35. Benefit of Successors and Assigns.
This Agreement shall be binding upon and inure to the benefit of each of the parties hereto, and except as otherwise provided herein, their respective legal successors and permitted assigns.

36. Cumulative Remedies.
Except as specifically provided herein, no remedy made available to either party hereunder is intended to be exclusive of any other remedy provided hereunder or available at law or in equity.

37. No Partnership or Agency.
Nothing in this Agreement shall be construed as creating a joint venture, partnership, agency, employment relationship, franchise relationship or taxable entity between the parties, nor shall either party have the right, power or authority to create any obligations or duty, express or implied, on behalf of the other party hereto, it being understood that the parties are independent contractors vis-à-vis one another.

38. No Third Party Beneficiaries.
Nothing contained in this Agreement, express or implied, shall be deemed to confer any rights or remedies upon, nor obligate any of the parties hereto, to any person or entity other than such parties, unless so stated to the contrary.

39. Excused Performances.
PROVIDER shall not be deemed to be in default of or to have breached any provision of this Agreement as a result of any delay, failure in performance or interruption of the Services, resulting directly or indirectly from acts of God, acts of civil or military authority, civil disturbance, war, strikes or other labor disputes and disturbances, fire, transportation contingencies, shortages of facilities, fuel, energy, labor or materials, or laws, regulations, acts or order of any government agency or official thereof, other catastrophes, or any other circumstances beyond PROVIDER's reasonable control.
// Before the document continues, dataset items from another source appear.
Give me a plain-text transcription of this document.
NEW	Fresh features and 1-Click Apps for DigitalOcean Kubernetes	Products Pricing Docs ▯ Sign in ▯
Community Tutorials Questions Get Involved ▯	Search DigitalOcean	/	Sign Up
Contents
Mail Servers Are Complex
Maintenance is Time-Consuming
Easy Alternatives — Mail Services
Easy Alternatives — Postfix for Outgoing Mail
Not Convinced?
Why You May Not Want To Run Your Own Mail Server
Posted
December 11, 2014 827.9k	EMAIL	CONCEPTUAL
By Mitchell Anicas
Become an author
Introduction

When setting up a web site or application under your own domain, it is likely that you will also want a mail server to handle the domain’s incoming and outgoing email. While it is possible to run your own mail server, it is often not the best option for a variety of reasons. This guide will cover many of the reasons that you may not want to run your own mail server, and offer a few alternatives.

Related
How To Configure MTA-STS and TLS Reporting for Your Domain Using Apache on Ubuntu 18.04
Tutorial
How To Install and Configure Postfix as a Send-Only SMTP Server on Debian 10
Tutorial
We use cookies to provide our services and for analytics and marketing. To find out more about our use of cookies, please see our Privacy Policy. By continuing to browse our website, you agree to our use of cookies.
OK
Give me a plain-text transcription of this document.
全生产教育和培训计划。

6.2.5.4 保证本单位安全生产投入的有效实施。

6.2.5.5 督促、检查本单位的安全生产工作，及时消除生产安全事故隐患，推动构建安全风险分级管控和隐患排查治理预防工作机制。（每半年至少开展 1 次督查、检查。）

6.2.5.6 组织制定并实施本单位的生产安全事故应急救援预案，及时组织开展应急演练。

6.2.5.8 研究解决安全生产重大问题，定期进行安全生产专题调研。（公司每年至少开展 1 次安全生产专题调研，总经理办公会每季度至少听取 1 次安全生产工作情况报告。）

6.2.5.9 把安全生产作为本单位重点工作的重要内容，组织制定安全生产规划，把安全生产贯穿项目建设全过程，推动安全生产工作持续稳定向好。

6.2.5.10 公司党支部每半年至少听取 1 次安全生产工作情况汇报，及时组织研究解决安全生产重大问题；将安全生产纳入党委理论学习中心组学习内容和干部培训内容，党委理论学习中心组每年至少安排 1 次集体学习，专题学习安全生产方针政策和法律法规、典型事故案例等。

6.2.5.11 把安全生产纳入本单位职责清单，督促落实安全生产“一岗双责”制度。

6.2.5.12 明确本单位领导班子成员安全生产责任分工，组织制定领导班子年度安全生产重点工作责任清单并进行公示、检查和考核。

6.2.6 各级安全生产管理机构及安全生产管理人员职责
In the event of any such delay or failure, performance of the Services shall be deferred to a date and time mutually agreeable by the parties.

40. Counterparts.
This Agreement may be executed in one or more counterparts, each of which shall be deemed an original, but all of which together shall constitute one and the same instrument.

41. Captions.
The section headings and captions contained herein are for reference purposes and convenience only and shall not in any way affect the meaning or interpretation of this Agreement.

42. Gender.
Where the context so requires, the masculine gender shall include the feminine or neuter, and the singular shall include the plural and the plural the singular.

43. Recitals.
The recitals above set forth are incorporated herein by reference.

44. Arbitration.
Any dispute arising under this agreement shall be resolved by binding arbitration in the city of Charlotte, North Carolina and under the rules of the American Arbitration Association.